Friday, January 13, 2006
(12:05 PM) | Adam Kotsko:
"If boredom is a moment of danger, I just fell out a fifth-story window into an abandoned mineshaft full of quicksand."
The title of this post is a direct quote from The New Criterion's predictable, pedantic, patronizing critique of n+1 (via Brad Johnson). Here's the conclusion:N+1 strives for seriousness (or thinks it does) to compensate for the many little magazines that don’t. Unfortunately, that means it can poison the well in a way that a quirky amusement like McSweeney’s could never dream of. A McSweeney’s reader may be wasting his time, but he doesn’t really think he’s reading a valuable reflection on policy, morality, or culture.
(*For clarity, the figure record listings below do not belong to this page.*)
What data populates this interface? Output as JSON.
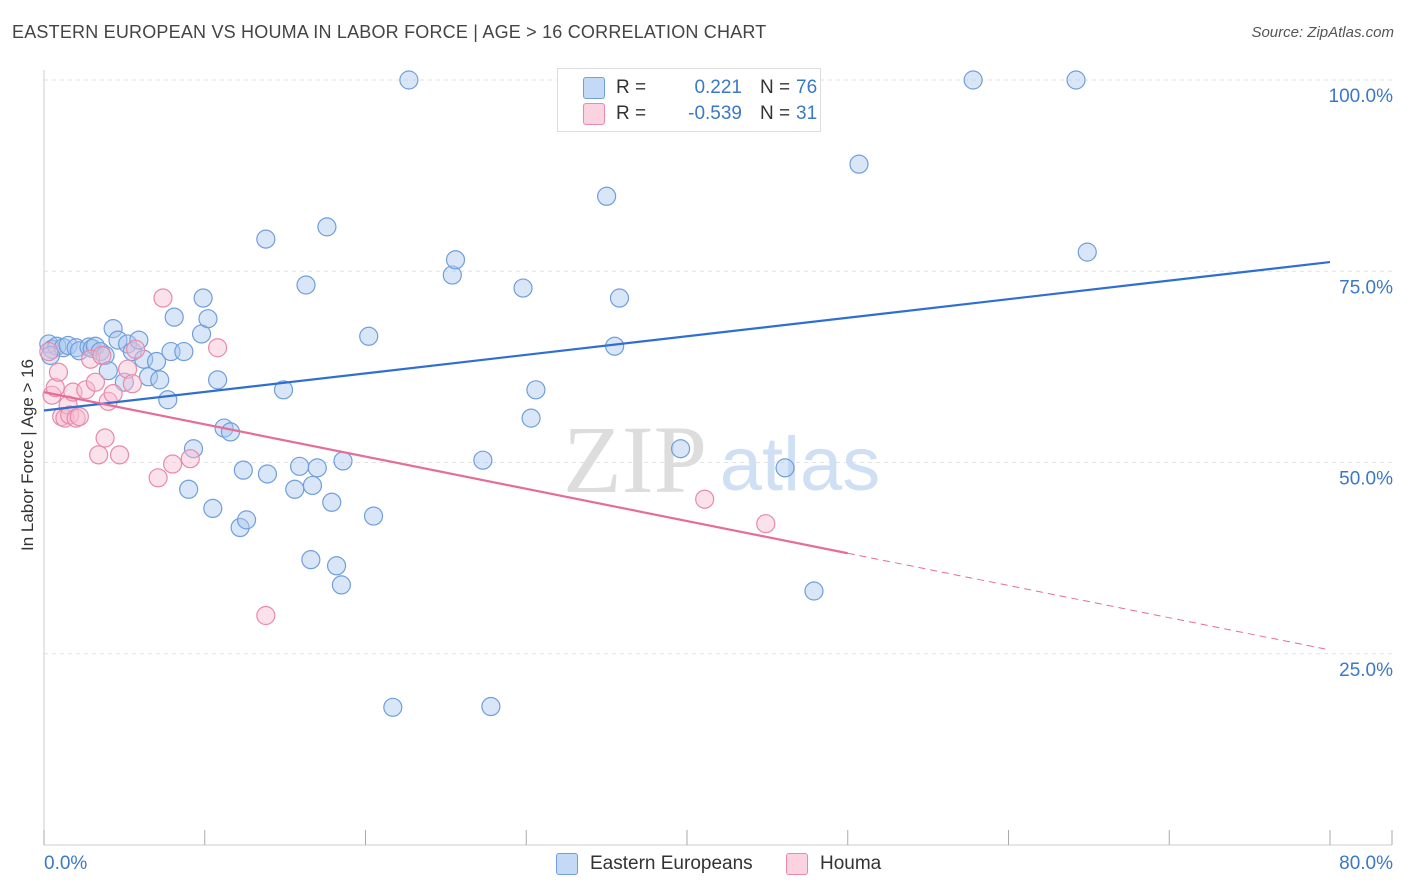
{
  "title": "EASTERN EUROPEAN VS HOUMA IN LABOR FORCE | AGE > 16 CORRELATION CHART",
  "source": "Source: ZipAtlas.com",
  "colors": {
    "blue_fill": "#aac8ef",
    "blue_stroke": "#6f9fdc",
    "blue_line": "#2f6fd1",
    "pink_fill": "#f6bdd0",
    "pink_stroke": "#e88aa9",
    "pink_line": "#e56e97",
    "axis_text": "#3b78c7",
    "grid": "#e2e2e2"
  },
  "legend_top": {
    "rows": [
      {
        "label": "R =",
        "r": "0.221",
        "n_label": "N =",
        "n": "76",
        "series": "blue"
      },
      {
        "label": "R =",
        "r": "-0.539",
        "n_label": "N =",
        "n": "31",
        "series": "pink"
      }
    ]
  },
  "legend_bottom": [
    {
      "label": "Eastern Europeans",
      "series": "blue"
    },
    {
      "label": "Houma",
      "series": "pink"
    }
  ],
  "chart_data": {
    "type": "scatter",
    "title": "EASTERN EUROPEAN VS HOUMA IN LABOR FORCE | AGE > 16 CORRELATION CHART",
    "xlabel": "",
    "ylabel": "In Labor Force | Age > 16",
    "xlim": [
      0,
      80
    ],
    "ylim": [
      0,
      102
    ],
    "x_tick_labels": [
      "0.0%",
      "80.0%"
    ],
    "y_tick_labels": [
      "25.0%",
      "50.0%",
      "75.0%",
      "100.0%"
    ],
    "y_ticks": [
      25,
      50,
      75,
      100
    ],
    "watermark": {
      "part1": "ZIP",
      "part2": "atlas"
    },
    "series": [
      {
        "name": "Eastern Europeans",
        "color": "blue",
        "trend": {
          "x": [
            0,
            80
          ],
          "y": [
            56.8,
            76.2
          ],
          "dashed_from": null
        },
        "points": [
          [
            0.3,
            65.5
          ],
          [
            0.5,
            64.8
          ],
          [
            0.8,
            65.2
          ],
          [
            1.2,
            65.0
          ],
          [
            1.5,
            65.3
          ],
          [
            2.0,
            65.0
          ],
          [
            2.2,
            64.6
          ],
          [
            2.8,
            65.1
          ],
          [
            3.0,
            64.9
          ],
          [
            3.2,
            65.2
          ],
          [
            3.5,
            64.5
          ],
          [
            3.8,
            64.0
          ],
          [
            4.0,
            62.0
          ],
          [
            4.3,
            67.5
          ],
          [
            4.6,
            66.0
          ],
          [
            5.0,
            60.5
          ],
          [
            5.2,
            65.5
          ],
          [
            5.5,
            64.5
          ],
          [
            5.9,
            66.0
          ],
          [
            6.2,
            63.5
          ],
          [
            6.5,
            61.2
          ],
          [
            7.0,
            63.2
          ],
          [
            7.2,
            60.8
          ],
          [
            7.7,
            58.2
          ],
          [
            7.9,
            64.5
          ],
          [
            8.1,
            69.0
          ],
          [
            8.7,
            64.5
          ],
          [
            9.0,
            46.5
          ],
          [
            9.3,
            51.8
          ],
          [
            9.8,
            66.8
          ],
          [
            9.9,
            71.5
          ],
          [
            10.2,
            68.8
          ],
          [
            10.5,
            44.0
          ],
          [
            10.8,
            60.8
          ],
          [
            11.2,
            54.5
          ],
          [
            11.6,
            54.0
          ],
          [
            12.2,
            41.5
          ],
          [
            12.4,
            49.0
          ],
          [
            12.6,
            42.5
          ],
          [
            13.8,
            79.2
          ],
          [
            13.9,
            48.5
          ],
          [
            14.9,
            59.5
          ],
          [
            15.6,
            46.5
          ],
          [
            15.9,
            49.5
          ],
          [
            16.3,
            73.2
          ],
          [
            16.6,
            37.3
          ],
          [
            16.7,
            47.0
          ],
          [
            17.0,
            49.3
          ],
          [
            17.6,
            80.8
          ],
          [
            17.9,
            44.8
          ],
          [
            18.2,
            36.5
          ],
          [
            18.5,
            34.0
          ],
          [
            18.6,
            50.2
          ],
          [
            20.2,
            66.5
          ],
          [
            20.5,
            43.0
          ],
          [
            21.7,
            18.0
          ],
          [
            22.7,
            100.0
          ],
          [
            25.4,
            74.5
          ],
          [
            25.6,
            76.5
          ],
          [
            27.3,
            50.3
          ],
          [
            27.8,
            18.1
          ],
          [
            29.8,
            72.8
          ],
          [
            30.3,
            55.8
          ],
          [
            30.6,
            59.5
          ],
          [
            34.8,
            100.0
          ],
          [
            35.0,
            84.8
          ],
          [
            35.5,
            65.2
          ],
          [
            35.8,
            71.5
          ],
          [
            39.6,
            51.8
          ],
          [
            46.1,
            49.3
          ],
          [
            47.9,
            33.2
          ],
          [
            50.7,
            89.0
          ],
          [
            57.8,
            100.0
          ],
          [
            64.2,
            100.0
          ],
          [
            64.9,
            77.5
          ],
          [
            0.4,
            64.0
          ]
        ]
      },
      {
        "name": "Houma",
        "color": "pink",
        "trend": {
          "x": [
            0,
            80
          ],
          "y": [
            59.2,
            25.5
          ],
          "dashed_from": 50
        },
        "points": [
          [
            0.3,
            64.5
          ],
          [
            0.5,
            58.8
          ],
          [
            0.7,
            59.8
          ],
          [
            0.9,
            61.8
          ],
          [
            1.1,
            56.0
          ],
          [
            1.3,
            55.8
          ],
          [
            1.5,
            57.5
          ],
          [
            1.6,
            56.2
          ],
          [
            1.8,
            59.2
          ],
          [
            2.0,
            55.8
          ],
          [
            2.2,
            56.0
          ],
          [
            2.6,
            59.5
          ],
          [
            2.9,
            63.5
          ],
          [
            3.2,
            60.5
          ],
          [
            3.4,
            51.0
          ],
          [
            3.6,
            64.0
          ],
          [
            3.8,
            53.2
          ],
          [
            4.0,
            58.0
          ],
          [
            4.3,
            59.0
          ],
          [
            4.7,
            51.0
          ],
          [
            5.2,
            62.2
          ],
          [
            5.5,
            60.3
          ],
          [
            5.7,
            64.8
          ],
          [
            7.1,
            48.0
          ],
          [
            7.4,
            71.5
          ],
          [
            8.0,
            49.8
          ],
          [
            9.1,
            50.5
          ],
          [
            10.8,
            65.0
          ],
          [
            13.8,
            30.0
          ],
          [
            41.1,
            45.2
          ],
          [
            44.9,
            42.0
          ]
        ]
      }
    ]
  }
}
An n+1 reader, however, may believe that the magazine’s strain of pseudo-thoughtful logorrhea is the same thing as real argument—the kind that takes a side and proposes what to do. (Isn’t this, after all, the same demographic that regarded John Kerry’s tortuous illogic as “nuanced thinking”?)Reading this, I thought, "You know what we need here? A Weblog Manifesto." We need a high-minded statement of why we -- precisely we -- exist, why here, why now. We live at a serious juncture in history, in which the very continued existence of humanity itself is in continual radical question -- but insofar as this radicality is continual, it is experienced as a given fact, even as boring....
Even so, it seems inevitable that n+1 will recede from view [...]. It will fail less because of its obnoxious hype machine than because, as the world’s troubles become more dire and more immediate, nobody’s going to turn to the Kunkels for the answers. A civilization declining within and attacked from without can’t afford to ponder its fate in the same glib, nugatory way that it ponders “trends in network comedy.” So nobody will turn to n+1. They’ll just wonder, one hopes, why they ever made such idols of Progress and Thought—without a moment’s attention to where they were going or what, if anything, they were thinking.
Perhaps I should start a Manifesto Wiki. I'm young and hip and do everything on my computer -- masochistically.
Oh God, I just ran out of things to think -- quick, is there anyone with a comp lit PhD around to fill my empty head with more nonsense?